Mallow negó con la cabeza.

—No, ya he comido, y no puedo entretenerme. Sólo necesito indicaciones para llegar al centro del gobierno.

—Eso es fácil, y aun pobre como soy, no me priva de nada. ¿Se refiere a la capital del planeta o a la del sector imperial?

El joven entornó los párpados.

—¿No son la misma cosa? ¿No estamos en Siwenna?

El anciano patricio asintió despacio con la cabeza.

—Siwenna, sí. Pero Siwenna ya no es la capital del sector normánnico. Al final resulta que su viejo mapa sí estaba equivocado. Aunque las estrellas permanezcan inalteradas durante siglos, las fronteras políticas son demasiado inestables.

—Es una pena. Un desastre, de hecho. ¿Queda muy lejos la nueva capital?

—Está en Orsha II. A veinte pársecs de distancia. Su mapa lo conducirá hasta allí. ¿Cuántos años tiene?

—Ciento cincuenta.

—¿Tantos? —El anciano suspiró—. Ha llovido mucho desde entonces. ¿Conoce la historia?

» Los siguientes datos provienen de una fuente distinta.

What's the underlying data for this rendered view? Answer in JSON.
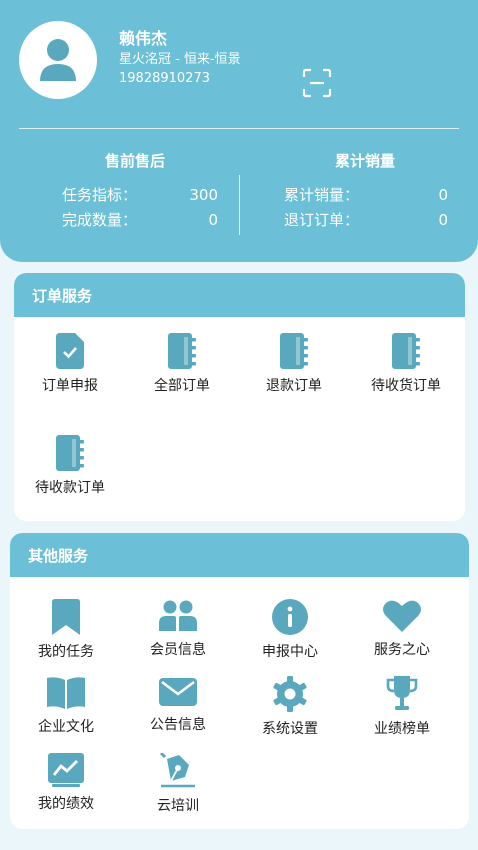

Mallow negó lentamente con un ademán.

—Tiene usted suerte —dijo Barr—. Las provincias lo han pasado mal, salvo durante el reinado de Stannell VI, que falleció hace cincuenta años. Desde entonces no ha habido nada más que rebeliones y ruina, ruina y rebeliones. —Barr se preguntó si no estaría volviéndose demasiado locuaz. Llevaba una vida solitaria, y las oportunidades de hablar con otra persona escaseaban.

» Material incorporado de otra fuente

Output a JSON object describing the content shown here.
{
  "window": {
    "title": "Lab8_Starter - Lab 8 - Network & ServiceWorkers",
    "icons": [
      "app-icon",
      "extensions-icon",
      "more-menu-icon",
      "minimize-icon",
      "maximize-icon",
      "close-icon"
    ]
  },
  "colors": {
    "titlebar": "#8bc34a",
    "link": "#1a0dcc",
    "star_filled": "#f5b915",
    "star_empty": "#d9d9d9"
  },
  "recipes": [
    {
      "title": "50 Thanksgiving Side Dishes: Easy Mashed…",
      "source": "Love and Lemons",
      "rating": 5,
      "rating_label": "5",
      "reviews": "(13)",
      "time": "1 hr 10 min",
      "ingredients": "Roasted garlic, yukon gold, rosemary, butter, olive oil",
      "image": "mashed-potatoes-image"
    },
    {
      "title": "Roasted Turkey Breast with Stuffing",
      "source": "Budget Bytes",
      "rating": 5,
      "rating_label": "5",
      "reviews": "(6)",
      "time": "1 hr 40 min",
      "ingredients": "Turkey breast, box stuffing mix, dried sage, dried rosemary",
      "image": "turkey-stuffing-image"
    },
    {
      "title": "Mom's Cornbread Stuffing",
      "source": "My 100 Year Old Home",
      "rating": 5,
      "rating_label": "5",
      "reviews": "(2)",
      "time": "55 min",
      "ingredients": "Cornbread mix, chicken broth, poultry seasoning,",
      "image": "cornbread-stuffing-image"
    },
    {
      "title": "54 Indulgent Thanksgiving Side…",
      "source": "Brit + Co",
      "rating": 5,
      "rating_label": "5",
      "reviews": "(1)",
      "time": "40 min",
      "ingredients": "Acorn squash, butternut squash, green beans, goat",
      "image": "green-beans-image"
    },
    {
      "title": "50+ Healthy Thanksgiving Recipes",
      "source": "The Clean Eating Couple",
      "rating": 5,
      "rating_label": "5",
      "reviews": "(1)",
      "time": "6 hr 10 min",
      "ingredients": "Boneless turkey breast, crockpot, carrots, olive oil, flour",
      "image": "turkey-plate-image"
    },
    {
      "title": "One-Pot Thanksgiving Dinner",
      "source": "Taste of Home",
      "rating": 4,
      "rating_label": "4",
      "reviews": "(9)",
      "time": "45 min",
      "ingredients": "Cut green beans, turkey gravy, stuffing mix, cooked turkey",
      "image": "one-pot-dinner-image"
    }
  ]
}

—Ruina, ¿eh? —acotó Mallow de repente—. Lo dice como si la provincia estuviera sumida en la pobreza.

—Quizá no en términos absolutos. Los recursos físicos de veinticinco planetas de primera categoría no se agotan fácilmente. En comparación con la abundancia del siglo pasado, sin embargo, hemos caído en picado… y no parece que vayamos a remontar el vuelo, todavía no. ¿Por qué le interesa tanto todo esto, muchacho? ¡Está rebosante de vida y le brillan los ojos!

El comerciante estuvo a punto de ruborizarse mientras la mirada apagada del anciano parecía asomarse a su interior y sonreír ante lo que veía.

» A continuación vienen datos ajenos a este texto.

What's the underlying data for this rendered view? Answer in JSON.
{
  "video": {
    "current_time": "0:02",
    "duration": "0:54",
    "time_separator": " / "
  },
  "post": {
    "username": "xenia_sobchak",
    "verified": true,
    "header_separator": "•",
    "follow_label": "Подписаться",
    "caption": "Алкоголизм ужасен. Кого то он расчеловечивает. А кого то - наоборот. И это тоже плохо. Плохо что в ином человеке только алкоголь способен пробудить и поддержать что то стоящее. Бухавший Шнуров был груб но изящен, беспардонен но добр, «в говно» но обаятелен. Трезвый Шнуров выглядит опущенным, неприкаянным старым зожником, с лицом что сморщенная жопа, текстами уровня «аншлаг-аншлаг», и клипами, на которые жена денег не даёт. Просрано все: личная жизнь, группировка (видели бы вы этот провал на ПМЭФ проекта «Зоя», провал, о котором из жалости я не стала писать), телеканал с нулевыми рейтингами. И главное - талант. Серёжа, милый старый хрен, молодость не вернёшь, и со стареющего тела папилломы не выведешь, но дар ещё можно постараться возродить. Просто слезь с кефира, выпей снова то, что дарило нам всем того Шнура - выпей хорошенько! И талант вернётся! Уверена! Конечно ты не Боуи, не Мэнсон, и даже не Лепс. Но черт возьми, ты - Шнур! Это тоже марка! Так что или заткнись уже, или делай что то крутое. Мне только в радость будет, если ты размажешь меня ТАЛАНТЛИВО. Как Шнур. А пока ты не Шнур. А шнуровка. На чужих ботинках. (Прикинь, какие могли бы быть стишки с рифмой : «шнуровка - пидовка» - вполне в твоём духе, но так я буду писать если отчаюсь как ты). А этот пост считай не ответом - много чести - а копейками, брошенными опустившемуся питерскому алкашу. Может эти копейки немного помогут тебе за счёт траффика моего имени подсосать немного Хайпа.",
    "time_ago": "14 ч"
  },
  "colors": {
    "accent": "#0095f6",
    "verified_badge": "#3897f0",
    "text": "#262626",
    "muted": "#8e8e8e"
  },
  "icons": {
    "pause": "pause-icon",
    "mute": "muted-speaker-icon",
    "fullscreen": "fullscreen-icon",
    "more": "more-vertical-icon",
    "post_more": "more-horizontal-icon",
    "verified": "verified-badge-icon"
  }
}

—Bueno, mire —dijo—. Soy un comerciante del borde de la Galaxia. He encontrado unos mapas antiguos y me propongo explorar nuevos mercados. Como es lógico, oír hablar de pobreza me preocupa. No se puede ganar dinero en un mundo que carece de él. ¿Qué hay de Siwenna, por ejemplo?

El anciano se inclinó hacia delante.

—No sabría decirle. Tal vez aún pueda salir adelante. Pero usted, ¿comerciante? Más bien parece un soldado. Su mano no se aleja de la pistola y tiene una cicatriz en el mentón.

Mallow levantó la cabeza de golpe.

—La ley es un bien escaso allí de donde vengo. Los duelos y las cicatrices son gajes del oficio para los comerciantes. Pero luchar sólo merece la pena si hay dinero al final, y si se puede obtener pacíficamente, tanto mejor. La cuestión es, ¿encontraré aquí dinero suficiente como para que merezca la pena luchar? Porque supongo que encontrar oposición no será difícil.

—Nada difícil —asintió Barr—. Podría unirse a lo que queda de Wiscard en las Estrellas Rojas. Aunque no sé si se dedica a la piratería más que a pelear. O podría ponerse al servicio de nuestro noble virrey actual… noble gracias al regicidio, el pillaje, la rapiña y la palabra de un niño emperador, noblemente asesinado ya. —Las enjutas mejillas del patricio se tiñeron de rojo. Cerró los ojos, y cuando volvió a abrirlos, brillaban como los de un ave.

—No parece que sea usted muy amigo del virrey, patricio Barr —dijo Mallow—. ¿Y si yo fuera espía suyo?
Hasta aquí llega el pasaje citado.